Legal framework, cooperation needed to help migrant workers
The Jakarta Post, Jakarta
The implementation of international legal frameworks and bilateral cooperation are needed to help exploited and abused women migrant workers, a regional workshop on protecting women migrant workers in Asia said on Tuesday.
The workshop, jointly organized by the Ministry of Manpower and Transmigration and the United Nations Development Fund for Women (UNIFEM), emphasized the implementation of international conventions, especially the Convention on the Elimination of All Forms of Discrimination Against Women (CEDAW).
CEDAW committee member Sjamsiah Achmad said the implementation of international conventions and an understanding of domestic legislation were important to help solve workers' problems.
"Besides legal frameworks, regional and bilateral cooperation is also significant to solve problems related to migrant workers," Sjamsiah told the conference attended by government representatives from labor-exporting countries like Indonesia, the Philippines, Sri Lanka and Nepal.
Receiving countries like Malaysia, Saudi Arabia and Singapore were conspicuously absent from the three-day conference.
Non-governmental organization activists and experts from Bahrain, Bangladesh, Jordan and South Korea also attended the workshop, which was officially opened by Minister of Manpower and Transmigration Jacob Nuwa Wea on Tuesday.
Meanwhile, UNIFEM regional chief Kunzang Chungyalpa said in her speech that women, who made up more than half of Asia's 20 million migrant workers, often faced exploitation and serious abuse.
"Social and cultural attitudes, combined with labor market segmentation, result in underpayment and exploitation of women workers, often exposing them to serious human rights violations," Chungyalpa said.
According to Chungyalpa, total remittances from all migrant workers to Asia's developing countries stood at around US$80 billion last year, surpassing foreign direct investment for the first time.
She said women could take pride in their economic contribution, but governments had to develop policies to ensure women were empowered to deal with vulnerable situations.
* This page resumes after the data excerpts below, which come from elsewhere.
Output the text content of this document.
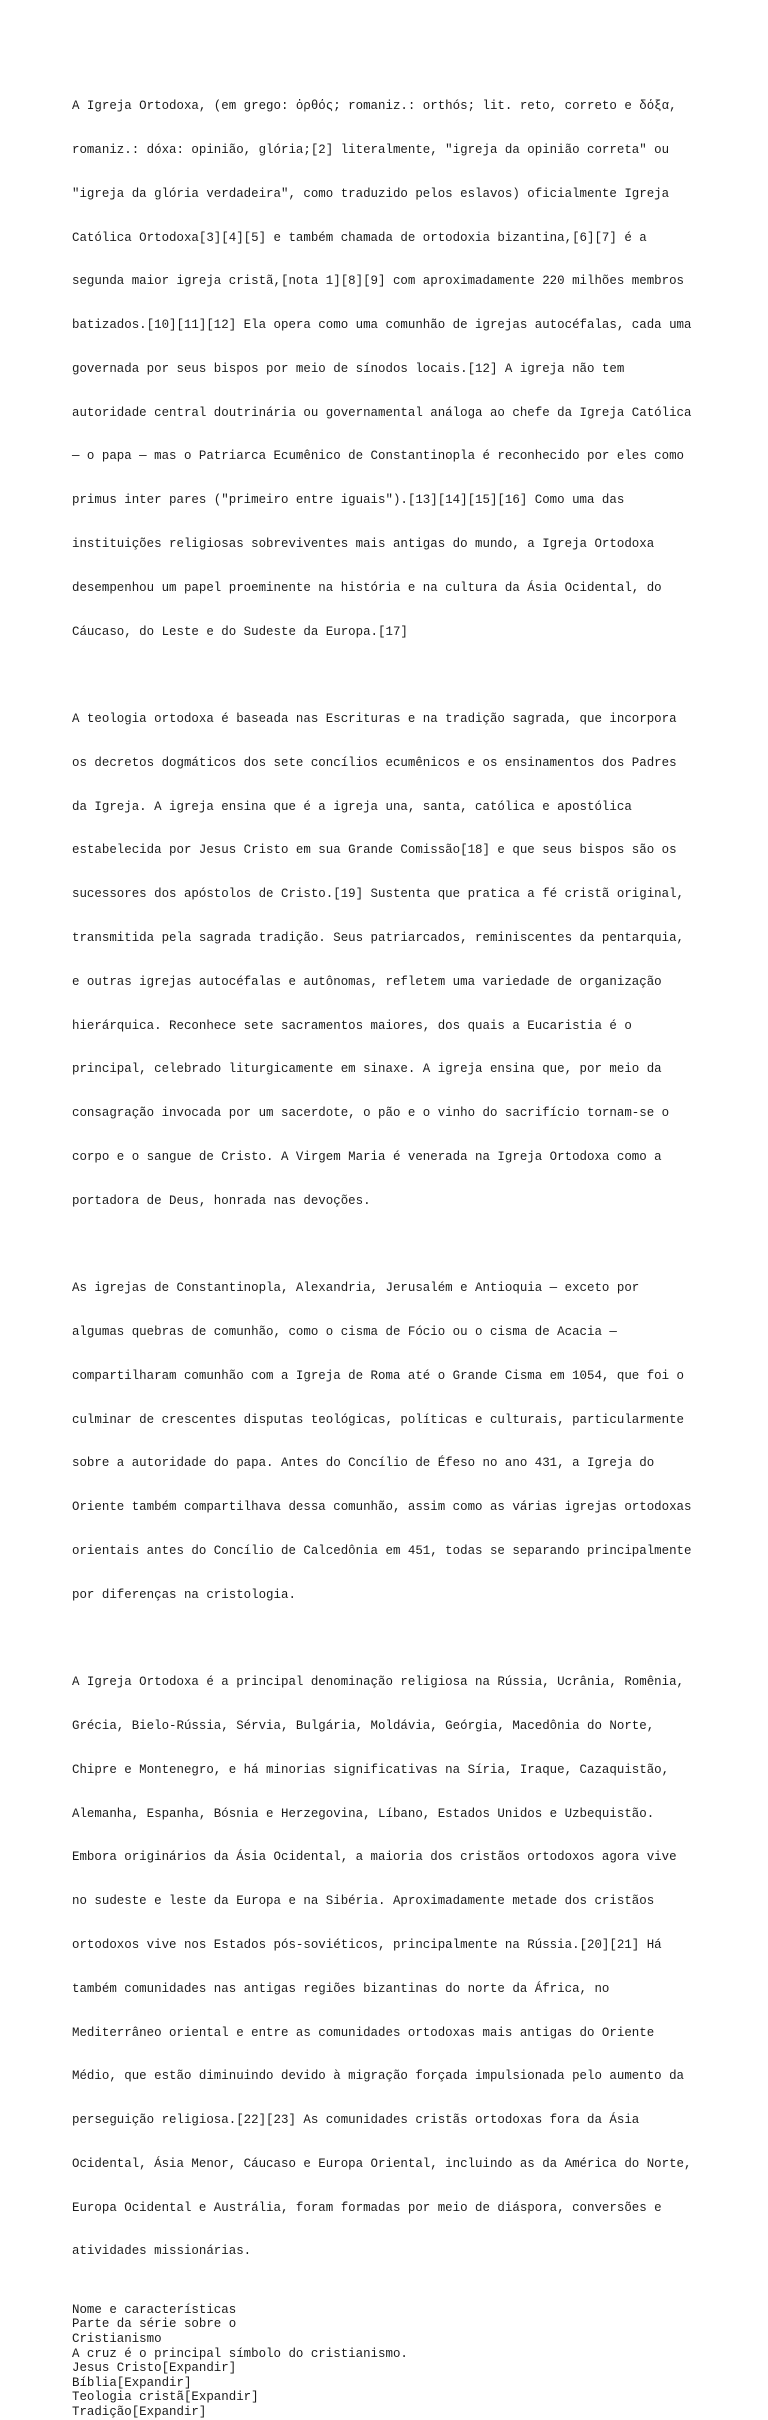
A Igreja Ortodoxa, (em grego: ὀρθός; romaniz.: orthós; lit. reto, correto e δόξα,

romaniz.: dóxa: opinião, glória;[2] literalmente, "igreja da opinião correta" ou

"igreja da glória verdadeira", como traduzido pelos eslavos) oficialmente Igreja

Católica Ortodoxa[3][4][5] e também chamada de ortodoxia bizantina,[6][7] é a

segunda maior igreja cristã,[nota 1][8][9] com aproximadamente 220 milhões membros

batizados.[10][11][12] Ela opera como uma comunhão de igrejas autocéfalas, cada uma

governada por seus bispos por meio de sínodos locais.[12] A igreja não tem

autoridade central doutrinária ou governamental análoga ao chefe da Igreja Católica

— o papa — mas o Patriarca Ecumênico de Constantinopla é reconhecido por eles como

primus inter pares ("primeiro entre iguais").[13][14][15][16] Como uma das

instituições religiosas sobreviventes mais antigas do mundo, a Igreja Ortodoxa

desempenhou um papel proeminente na história e na cultura da Ásia Ocidental, do

Cáucaso, do Leste e do Sudeste da Europa.[17]

A teologia ortodoxa é baseada nas Escrituras e na tradição sagrada, que incorpora

os decretos dogmáticos dos sete concílios ecumênicos e os ensinamentos dos Padres

da Igreja. A igreja ensina que é a igreja una, santa, católica e apostólica

estabelecida por Jesus Cristo em sua Grande Comissão[18] e que seus bispos são os

sucessores dos apóstolos de Cristo.[19] Sustenta que pratica a fé cristã original,

transmitida pela sagrada tradição. Seus patriarcados, reminiscentes da pentarquia,

e outras igrejas autocéfalas e autônomas, refletem uma variedade de organização

hierárquica. Reconhece sete sacramentos maiores, dos quais a Eucaristia é o

principal, celebrado liturgicamente em sinaxe. A igreja ensina que, por meio da

consagração invocada por um sacerdote, o pão e o vinho do sacrifício tornam-se o

corpo e o sangue de Cristo. A Virgem Maria é venerada na Igreja Ortodoxa como a

portadora de Deus, honrada nas devoções.

As igrejas de Constantinopla, Alexandria, Jerusalém e Antioquia — exceto por

algumas quebras de comunhão, como o cisma de Fócio ou o cisma de Acacia —

compartilharam comunhão com a Igreja de Roma até o Grande Cisma em 1054, que foi o

culminar de crescentes disputas teológicas, políticas e culturais, particularmente

sobre a autoridade do papa. Antes do Concílio de Éfeso no ano 431, a Igreja do

Oriente também compartilhava dessa comunhão, assim como as várias igrejas ortodoxas

orientais antes do Concílio de Calcedônia em 451, todas se separando principalmente

por diferenças na cristologia.

A Igreja Ortodoxa é a principal denominação religiosa na Rússia, Ucrânia, Romênia,

Grécia, Bielo-Rússia, Sérvia, Bulgária, Moldávia, Geórgia, Macedônia do Norte,

Chipre e Montenegro, e há minorias significativas na Síria, Iraque, Cazaquistão,

Alemanha, Espanha, Bósnia e Herzegovina, Líbano, Estados Unidos e Uzbequistão.

Embora originários da Ásia Ocidental, a maioria dos cristãos ortodoxos agora vive

no sudeste e leste da Europa e na Sibéria. Aproximadamente metade dos cristãos

ortodoxos vive nos Estados pós-soviéticos, principalmente na Rússia.[20][21] Há

também comunidades nas antigas regiões bizantinas do norte da África, no

Mediterrâneo oriental e entre as comunidades ortodoxas mais antigas do Oriente

Médio, que estão diminuindo devido à migração forçada impulsionada pelo aumento da

perseguição religiosa.[22][23] As comunidades cristãs ortodoxas fora da Ásia

Ocidental, Ásia Menor, Cáucaso e Europa Oriental, incluindo as da América do Norte,

Europa Ocidental e Austrália, foram formadas por meio de diáspora, conversões e

atividades missionárias.

Nome e características
Parte da série sobre o
Cristianismo
A cruz é o principal símbolo do cristianismo.
Jesus Cristo[Expandir]
Bíblia[Expandir]
Teologia cristã[Expandir]
Tradição[Expandir]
Unless social and human rights issues were addressed, she said, the ultimate social cost of migration might outweigh its economic benefits.
Alan Boulton, Jakarta director of the International Labor Organization (ILO), spoke of a "catalog of abuse and exploitation of migrant workers who contribute $1.1 billion to $2.2 billion annually in earnings to Indonesia.
"Even though there has been a vast increase over the last 10 years in the number of migrant workers, the authorities have generally failed to provide proper standards of protection for these workers," Boulton was quoted by AFP as saying.
There was still too much corruption in the various stages of the labor migration process, he said.
However, manpower ministry director general for migrant workers Gusti Made Arka argued that the government had made considerable efforts to protect migrant workers, who totaled 480,393 people last year.
Arka also revealed that recently the government had issued a joint decree signed by seven ministers to set up an advocacy team for protecting migrant workers.
Last month, the country's media headlines were marked by the return of dozens of women migrant workers from Saudi Arabia, many of whom had reportedly been unpaid, abused or raped.